Time heals all wounds, they say. For children of divorce
like Joanne, though, time has a way of baring old wounds too.
For Joanne, the fears that her parents' split unleashed-of
abandonment, of loss, of coming home one day and noticing
something missing from the bedroom-deepened as the years went
by. Bursts of bitterness, jealousy and doubt sent her into
psychotherapy. "Before I met my husband," she remembers, "I
sabotaged all my other relationships with men because I assumed
they would fail. There was always something in the back of
my head. The only way I can describe it is a void, unfinished
business that I couldn't get to."
For the children of divorce-a million new ones every year
in the U.S.; over 50,000 in Australia-unfinished business
is a way of life. For adults, divorce is a conclusion, but
for children it's the beginning of uncertainty. Where will
I live? Will I see my friends again? Will my mum's new boyfriend
leave her too? Going back to the early '70s-the years that
demographers mark as the beginning of a divorce boom that
has receded only slightly despite three decades of hand wringing
and worry-society has debated these children's predicament
in much the same way that angry parents do: by arguing over
the little ones' heads or quarreling out of earshot, behind
closed doors. Whenever concerned adults talk seriously about
what's best for the children of divorce, they seem to hold
the discussion in a setting-a courtroom or legislature or
university-where youngsters aren't allowed.
That's changing. The children are grown now, and a number
are speaking up, telling stories of pain that didn't go away
the moment they turned 18 or even 40. A cluster of new books
is fueling a backlash, not against divorce itself but against
the notion that kids somehow coast through it. Stephanie Staal's
The Love They Lost (Delacorte Press), written by a child of
divorce, is part memoir and part generational survey, a melancholy
volume about the search for love by kids who remember the
loss of love too vividly. The Case for Marriage by Linda Waite
and Maggie Gallagher (Doubleday) emphasizes the positive,
arguing that even rocky marriages nourish children emotionally
and practically.
The most controversial book comes from Judith Wallerstein,
78, a therapist and retired lecturer at the University of
California, Berkeley. In The Unexpected Legacy of Divorce
(Hyperion) she argues that the harm caused by divorce is graver
and longer lasting than we suspected. Her work raises a question
that some people felt was settled back in the early 1970s:
Should parents stay together for the kids?

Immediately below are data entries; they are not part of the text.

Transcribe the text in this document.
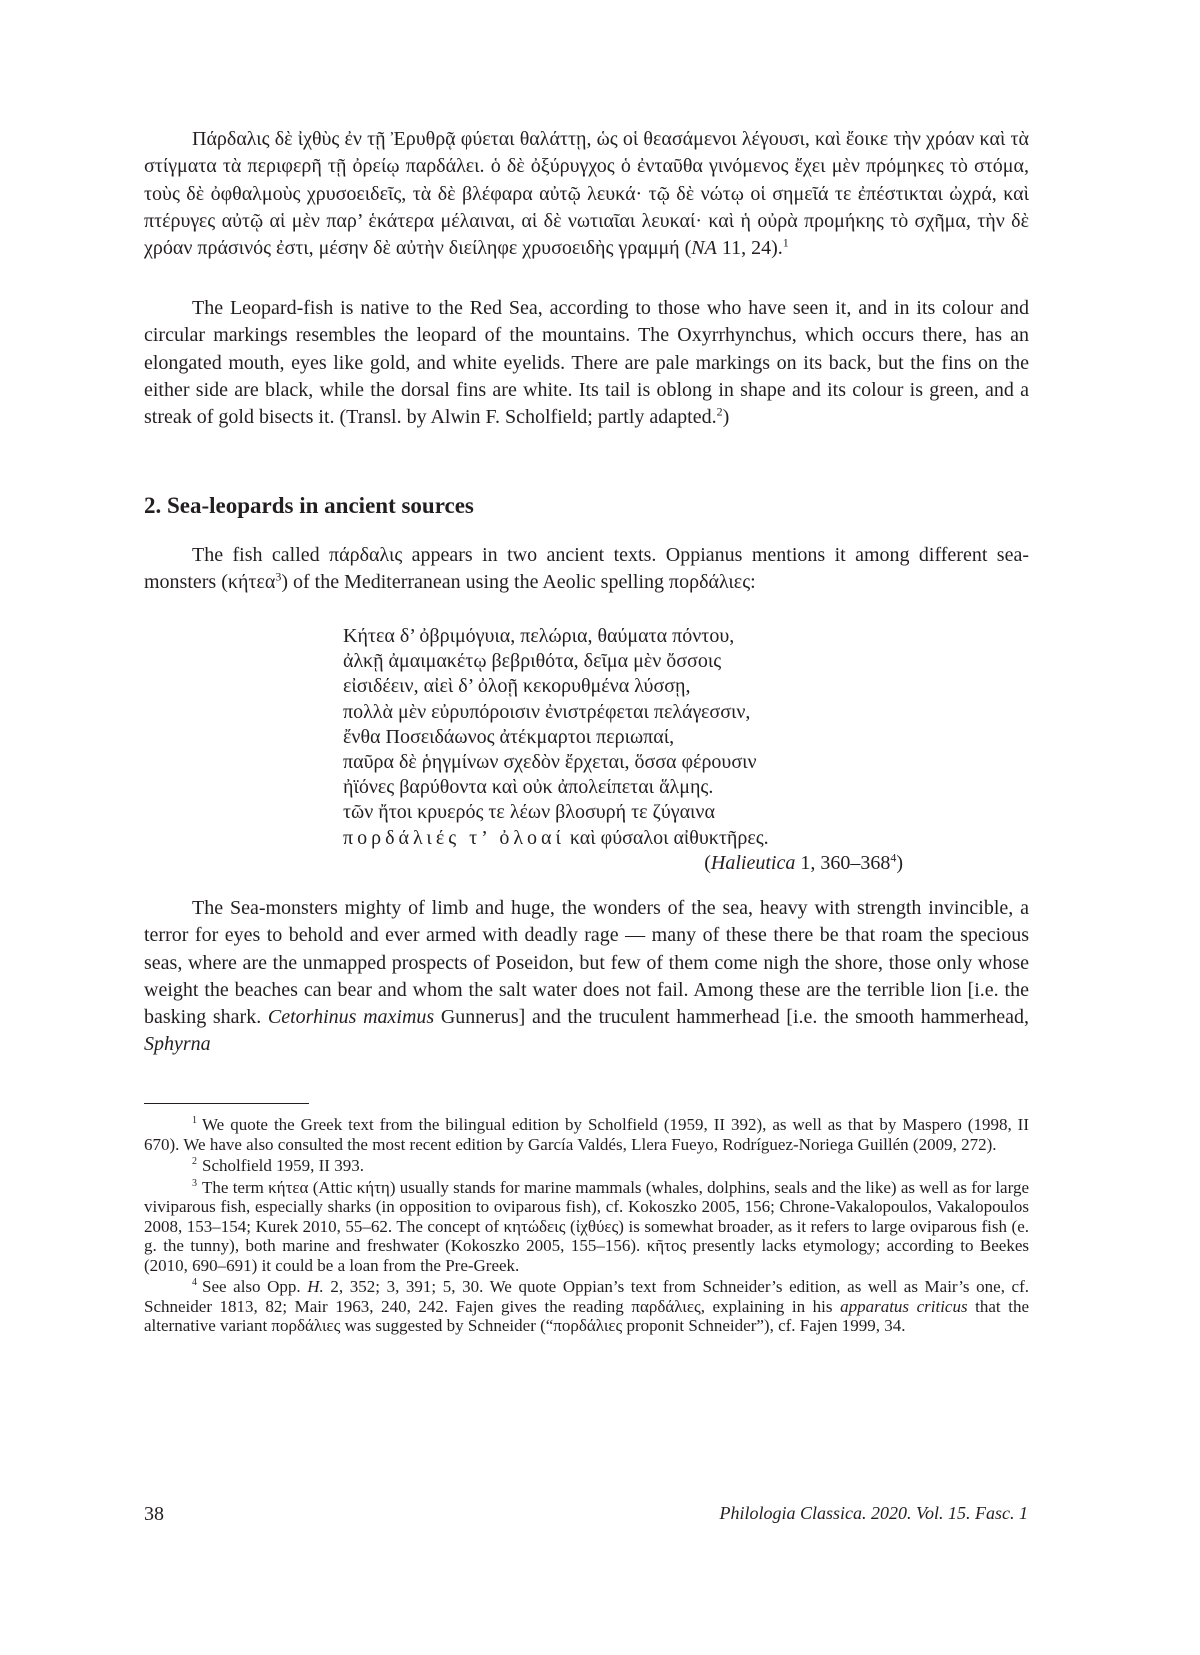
Πάρδαλις δὲ ἰχθὺς ἐν τῇ Ἐρυθρᾷ φύεται θαλάττῃ, ὡς οἱ θεασάμενοι λέγουσι, καὶ ἔοικε τὴν χρόαν καὶ τὰ στίγματα τὰ περιφερῆ τῇ ὀρείῳ παρδάλει. ὁ δὲ ὀξύρυγχος ὁ ἐνταῦθα γινόμενος ἔχει μὲν πρόμηκες τὸ στόμα, τοὺς δὲ ὀφθαλμοὺς χρυσοειδεῖς, τὰ δὲ βλέφαρα αὐτῷ λευκά· τῷ δὲ νώτῳ οἱ σημεῖά τε ἐπέστικται ὠχρά, καὶ πτέρυγες αὐτῷ αἱ μὲν παρ’ ἑκάτερα μέλαιναι, αἱ δὲ νωτιαῖαι λευκαί· καὶ ἡ οὐρὰ προμήκης τὸ σχῆμα, τὴν δὲ χρόαν πράσινός ἐστι, μέσην δὲ αὐτὴν διείληφε χρυσοειδὴς γραμμή (NA 11, 24).$^1$

The Leopard-fish is native to the Red Sea, according to those who have seen it, and in its colour and circular markings resembles the leopard of the mountains. The Oxyrrhynchus, which occurs there, has an elongated mouth, eyes like gold, and white eyelids. There are pale markings on its back, but the fins on the either side are black, while the dorsal fins are white. Its tail is oblong in shape and its colour is green, and a streak of gold bisects it. (Transl. by Alwin F. Scholfield; partly adapted.$^2$)

2. Sea-leopards in ancient sources

The fish called πάρδαλις appears in two ancient texts. Oppianus mentions it among different sea-monsters (κήτεα$^3$) of the Mediterranean using the Aeolic spelling πορδάλιες:

Κήτεα δ’ ὀβριμόγυια, πελώρια, θαύματα πόντου,
ἀλκῇ ἀμαιμακέτῳ βεβριθότα, δεῖμα μὲν ὄσσοις
εἰσιδέειν, αἰεὶ δ’ ὀλοῇ κεκορυθμένα λύσσῃ,
πολλὰ μὲν εὐρυπόροισιν ἐνιστρέφεται πελάγεσσιν,
ἔνθα Ποσειδάωνος ἀτέκμαρτοι περιωπαί,
παῦρα δὲ ῥηγμίνων σχεδὸν ἔρχεται, ὅσσα φέρουσιν
ἠϊόνες βαρύθοντα καὶ οὐκ ἀπολείπεται ἅλμης.
τῶν ἤτοι κρυερός τε λέων βλοσυρή τε ζύγαινα
πορδάλιές τ’ ὀλοαί καὶ φύσαλοι αἰθυκτῆρες.
(Halieutica 1, $360-368^4$)

The Sea-monsters mighty of limb and huge, the wonders of the sea, heavy with strength invincible, a terror for eyes to behold and ever armed with deadly rage — many of these there be that roam the specious seas, where are the unmapped prospects of Poseidon, but few of them come nigh the shore, those only whose weight the beaches can bear and whom the salt water does not fail. Among these are the terrible lion [i.e. the basking shark. Cetorhinus maximus Gunnerus] and the truculent hammerhead [i.e. the smooth hammerhead, Sphyrna

$^1$ We quote the Greek text from the bilingual edition by Scholfield (1959, II 392), as well as that by Maspero (1998, II 670). We have also consulted the most recent edition by García Valdés, Llera Fueyo, Rodríguez-Noriega Guillén (2009, 272).

$^2$ Scholfield 1959, II 393.

$^3$ The term κήτεα (Attic κήτη) usually stands for marine mammals (whales, dolphins, seals and the like) as well as for large viviparous fish, especially sharks (in opposition to oviparous fish), cf. Kokoszko 2005, 156; Chrone-Vakalopoulos, Vakalopoulos 2008, 153–154; Kurek 2010, 55–62. The concept of κητώδεις (ἰχθύες) is somewhat broader, as it refers to large oviparous fish (e. g. the tunny), both marine and freshwater (Kokoszko 2005, 155–156). κῆτος presently lacks etymology; according to Beekes (2010, 690–691) it could be a loan from the Pre-Greek.

$^4$ See also Opp. H. 2, 352; 3, 391; 5, 30. We quote Oppian’s text from Schneider’s edition, as well as Mair’s one, cf. Schneider 1813, 82; Mair 1963, 240, 242. Fajen gives the reading παρδάλιες, explaining in his apparatus criticus that the alternative variant πορδάλιες was suggested by Schneider (“πορδάλιες proponit Schneider”), cf. Fajen 1999, 34.

38	Philologia Classica. 2020. Vol. 15. Fasc. 1
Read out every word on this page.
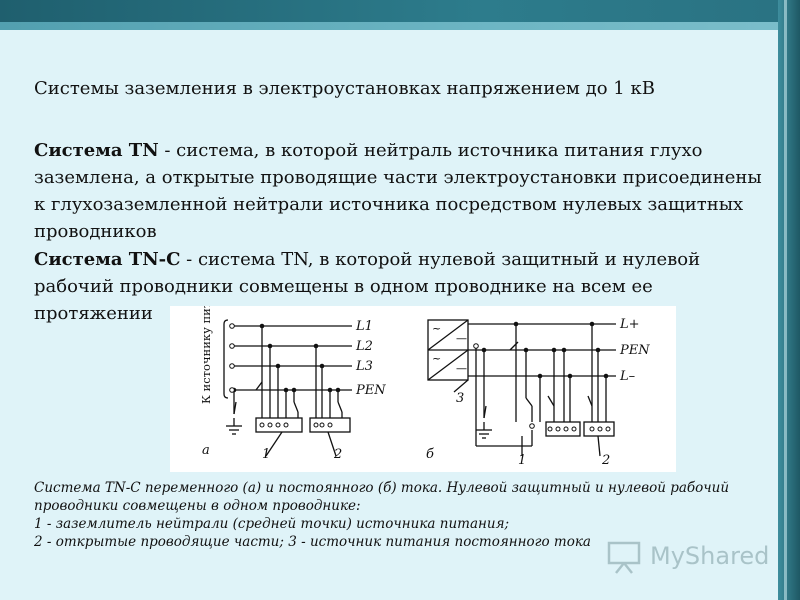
Системы заземления в электроустановках напряжением до 1 кВ
Система TN - система, в которой нейтраль источника питания глухо заземлена, а открытые проводящие части электроустановки присоединены к глухозаземленной нейтрали источника посредством нулевых защитных проводников
Система TN-C - система TN, в которой нулевой защитный и нулевой рабочий проводники совмещены в одном проводнике на всем ее протяжении
~
—
~
—
К источнику питания	L1
L2
L3
PEN
а	1	2
L+
PEN
L–
б	1	2
3
Система TN-C переменного (а) и постоянного (б) тока. Нулевой защитный и нулевой рабочий
проводники совмещены в одном проводнике:
1 - заземлитель нейтрали (средней точки) источника питания;
2 - открытые проводящие части; 3 - источник питания постоянного тока	MyShared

Listening to children from broken families is Wallerstein's
lifework. For nearly three decades, in her current book and
two previous ones, she has compiled and reflected on the stories
of 131 children of divorce. Based on lengthy, in-depth interviews,
the stories are seldom happy. Some are tragic. Almost all
of them are as moving as good fiction. There's the story of
Paula, who as a girl told Wallerstein, "I'm going to find
a new mummy," and as a young woman-too young, it turned out-impulsively
married a man she hardly knew. There's Billy, born with a
heart defect, whose parents parted coolly and amicably but
failed to provide for his pressing medical needs.
It's the rare academic who can make a reader cry. Maybe that's
why, with each new installment, Wallerstein's study has created
shock waves, shaping public opinion and even the law. Her
attention-getting style has proved divisive. For experts in
the field of family studies (who tend to quarrel at least
as bitterly as the dysfunctional clans they analyze), she's
a polarizing figure. To her admirers, this mother of three
and grandmother of five, who has been married to the same
man for 53 years, is a brave, compassionate voice in the wilderness.
To her detractors, she's a melodramatic doomsayer, an eccentric.